Par ces motifs, la Cour (deuxième chambre) dit pour droit :

1)      L’article 190 de la directive 2006/112/CE du Conseil, du 28 novembre 2006, relative au système commun de taxe sur la valeur ajoutée, lu en combinaison avec l’article 187 de cette directive et à la lumière du principe de neutralité fiscale,

doit être interprété en ce sens que :

il s’oppose à une réglementation nationale relative à la régularisation des déductions de la taxe sur la valeur ajoutée (TVA) en vertu de laquelle la période de régularisation prolongée fixée en application de cet article 187 pour les biens d’investissement immobiliers n’est pas applicable à des travaux immobiliers, soumis à la TVA en tant que prestations de services au sens de ladite directive, qui impliquent un agrandissement important et/ou une rénovation en profondeur de l’immeuble sur lequel ces travaux portent et dont les effets ont une durée de vie économique qui correspond à celle d’un nouveau bâtiment.

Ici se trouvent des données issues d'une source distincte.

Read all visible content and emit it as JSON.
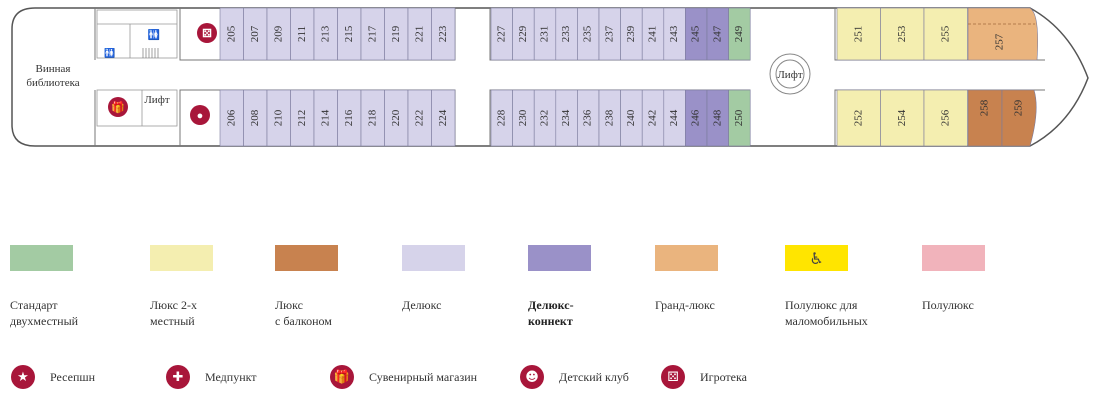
{
  "deck": {
    "wine_library": "Винная\nбиблиотека",
    "lift_label": "Лифт",
    "rooms_top_a": [
      "205",
      "207",
      "209",
      "211",
      "213",
      "215",
      "217",
      "219",
      "221",
      "223"
    ],
    "rooms_bottom_a": [
      "206",
      "208",
      "210",
      "212",
      "214",
      "216",
      "218",
      "220",
      "222",
      "224"
    ],
    "rooms_top_b": [
      "227",
      "229",
      "231",
      "233",
      "235",
      "237",
      "239",
      "241",
      "243",
      "245",
      "247",
      "249"
    ],
    "rooms_bottom_b": [
      "228",
      "230",
      "232",
      "234",
      "236",
      "238",
      "240",
      "242",
      "244",
      "246",
      "248",
      "250"
    ],
    "suites_top": [
      "251",
      "253",
      "255"
    ],
    "suites_bottom": [
      "252",
      "254",
      "256"
    ],
    "room_257": "257",
    "rooms_258_259": [
      "258",
      "259"
    ]
  },
  "colors": {
    "standard": "#a3cba3",
    "lux2": "#f4eeb0",
    "lux_balcony": "#c8824f",
    "deluxe": "#d6d3ea",
    "deluxe_connect": "#9a91c8",
    "grand_lux": "#eab47e",
    "mobility": "#ffe500",
    "semi_lux": "#f1b3bb",
    "amenity_red": "#a8163a"
  },
  "legend": [
    {
      "key": "standard",
      "label": "Стандарт\nдвухместный"
    },
    {
      "key": "lux2",
      "label": "Люкс 2-х\nместный"
    },
    {
      "key": "lux_balcony",
      "label": "Люкс\nс балконом"
    },
    {
      "key": "deluxe",
      "label": "Делюкс"
    },
    {
      "key": "deluxe_connect",
      "label": "Делюкс-\nконнект"
    },
    {
      "key": "grand_lux",
      "label": "Гранд-люкс"
    },
    {
      "key": "mobility",
      "label": "Полулюкс для\nмаломобильных",
      "icon": "wheelchair-icon"
    },
    {
      "key": "semi_lux",
      "label": "Полулюкс"
    }
  ],
  "amenities": [
    {
      "label": "Ресепшн",
      "icon": "star-icon"
    },
    {
      "label": "Медпункт",
      "icon": "medical-cross-icon"
    },
    {
      "label": "Сувенирный магазин",
      "icon": "gift-icon"
    },
    {
      "label": "Детский клуб",
      "icon": "teddy-bear-icon"
    },
    {
      "label": "Игротека",
      "icon": "dice-icon"
    }
  ]
}
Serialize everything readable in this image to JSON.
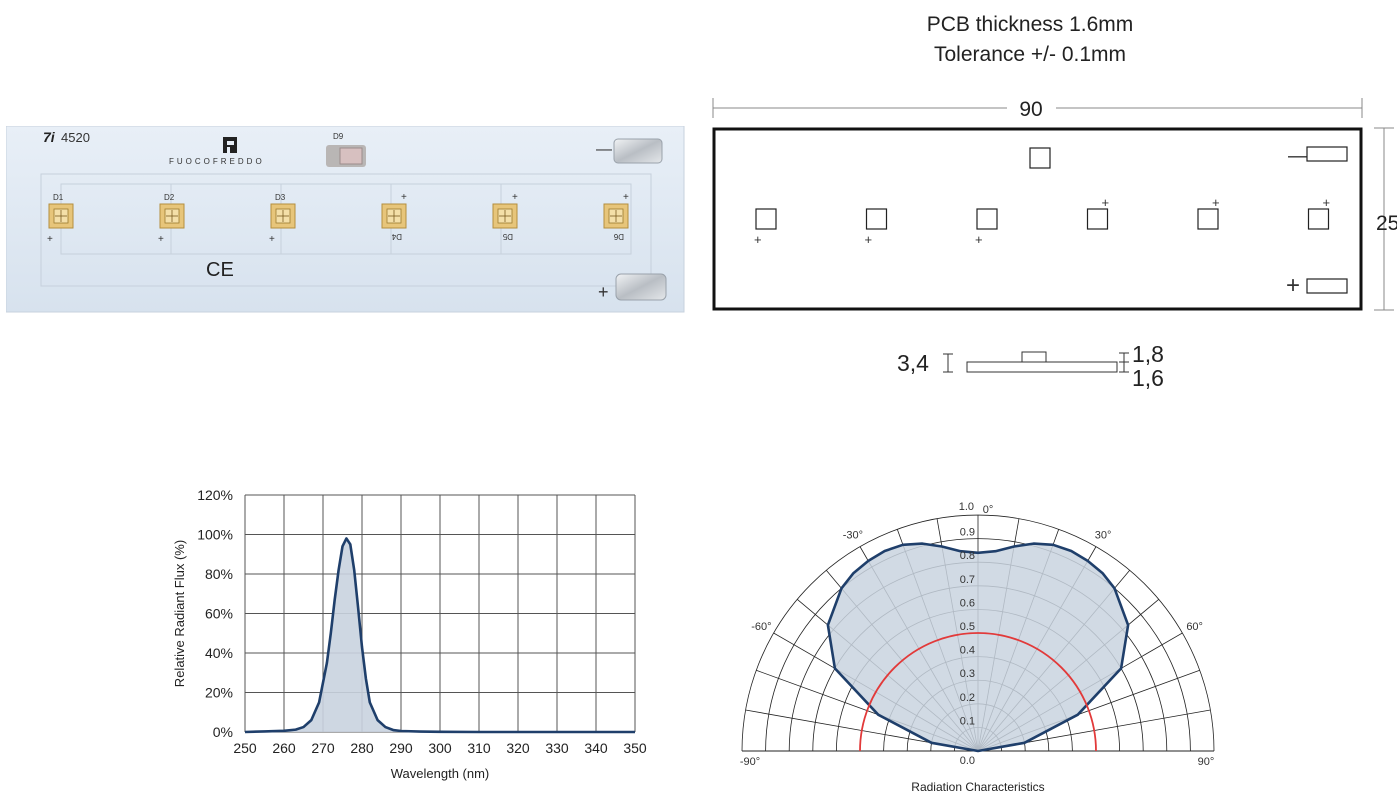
{
  "pcb_note": {
    "thickness": "PCB thickness 1.6mm",
    "tolerance": "Tolerance +/- 0.1mm"
  },
  "photo": {
    "maker_mark": "4520",
    "brand": "FUOCOFREDDO",
    "ce_mark": "CE",
    "plus_sign": "+",
    "minus_sign": "—",
    "leds": [
      {
        "label": "D1",
        "polarity": "+"
      },
      {
        "label": "D2",
        "polarity": "+"
      },
      {
        "label": "D3",
        "polarity": "+"
      },
      {
        "label": "D4",
        "polarity": "+"
      },
      {
        "label": "D5",
        "polarity": "+"
      },
      {
        "label": "D6",
        "polarity": "+"
      }
    ],
    "extra_led": "D9",
    "colors": {
      "board": "#dfe9f4",
      "led": "#e7c57a",
      "pad": "#c9cdd2"
    }
  },
  "drawing": {
    "width_dim": "90",
    "height_dim": "25",
    "minus_sign": "—",
    "plus_sign": "+",
    "side_height": "3,4",
    "side_led": "1,8",
    "side_pcb": "1,6"
  },
  "chart_data": [
    {
      "type": "line",
      "xlabel": "Wavelength (nm)",
      "ylabel": "Relative Radiant Flux (%)",
      "xlim": [
        250,
        350
      ],
      "ylim": [
        0,
        120
      ],
      "x_ticks": [
        250,
        260,
        270,
        280,
        290,
        300,
        310,
        320,
        330,
        340,
        350
      ],
      "y_ticks": [
        "0%",
        "20%",
        "40%",
        "60%",
        "80%",
        "100%",
        "120%"
      ],
      "grid": true,
      "fill": true,
      "series": [
        {
          "x": [
            250,
            255,
            260,
            263,
            265,
            267,
            269,
            271,
            272,
            273,
            274,
            275,
            276,
            277,
            278,
            279,
            280,
            281,
            282,
            284,
            286,
            288,
            290,
            295,
            300,
            310,
            320,
            330,
            340,
            350
          ],
          "y": [
            0,
            0.3,
            0.6,
            1.2,
            2.5,
            6,
            15,
            35,
            50,
            67,
            82,
            94,
            98,
            95,
            82,
            63,
            43,
            27,
            15,
            6,
            2.5,
            1,
            0.5,
            0.2,
            0.1,
            0,
            0,
            0,
            0,
            0
          ]
        }
      ],
      "colors": {
        "line": "#1f3f6b",
        "fill": "#c9d3df",
        "grid": "#555555"
      }
    },
    {
      "type": "polar",
      "title": "Radiation Characteristics",
      "angle_range": [
        -90,
        90
      ],
      "angle_labels": [
        "-90°",
        "-60°",
        "-30°",
        "0°",
        "30°",
        "60°",
        "90°"
      ],
      "radial_labels": [
        "0.0",
        "0.1",
        "0.2",
        "0.3",
        "0.4",
        "0.5",
        "0.6",
        "0.7",
        "0.8",
        "0.9",
        "1.0"
      ],
      "series": [
        {
          "angles": [
            -90,
            -80,
            -70,
            -60,
            -50,
            -40,
            -35,
            -30,
            -25,
            -20,
            -15,
            -10,
            -5,
            0,
            5,
            10,
            15,
            20,
            25,
            30,
            35,
            40,
            50,
            60,
            70,
            80,
            90
          ],
          "values": [
            0,
            0.2,
            0.45,
            0.7,
            0.83,
            0.9,
            0.92,
            0.93,
            0.935,
            0.93,
            0.91,
            0.88,
            0.85,
            0.84,
            0.85,
            0.88,
            0.91,
            0.93,
            0.935,
            0.93,
            0.92,
            0.9,
            0.83,
            0.7,
            0.45,
            0.2,
            0
          ]
        },
        {
          "angles": [
            -90,
            90
          ],
          "values": [
            0.5,
            0.5
          ]
        }
      ],
      "colors": {
        "pattern": "#1f3f6b",
        "fill": "#c9d3df",
        "reference": "#e23a3a",
        "grid": "#222222"
      }
    }
  ]
}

2)      L’article 190 de la directive 2006/112, lu en combinaison avec l’article 187 de cette directive et à la lumière du principe de neutralité fiscale,

doit être interprété en ce sens que :

il est doté d’un effet direct de telle sorte que l’assujetti puisse l’invoquer devant le juge national à l’encontre de l’autorité fiscale compétente afin de voir appliquer aux travaux immobiliers qui ont été effectués en sa faveur, soumis à la TVA en tant que prestations de services au sens de ladite directive, la période de régularisation prolongée fixée pour les biens d’investissement immobiliers, dans l’hypothèse où cette autorité a refusé d’appliquer la période de régularisation prolongée en s’appuyant sur une réglementation nationale telle que celle visée par la première question.

Signatures


*      Langue de procédure : le néerlandais.


i      Le nom de la présente affaire est un nom fictif. Il ne correspond au nom réel d’aucune partie à la procédure.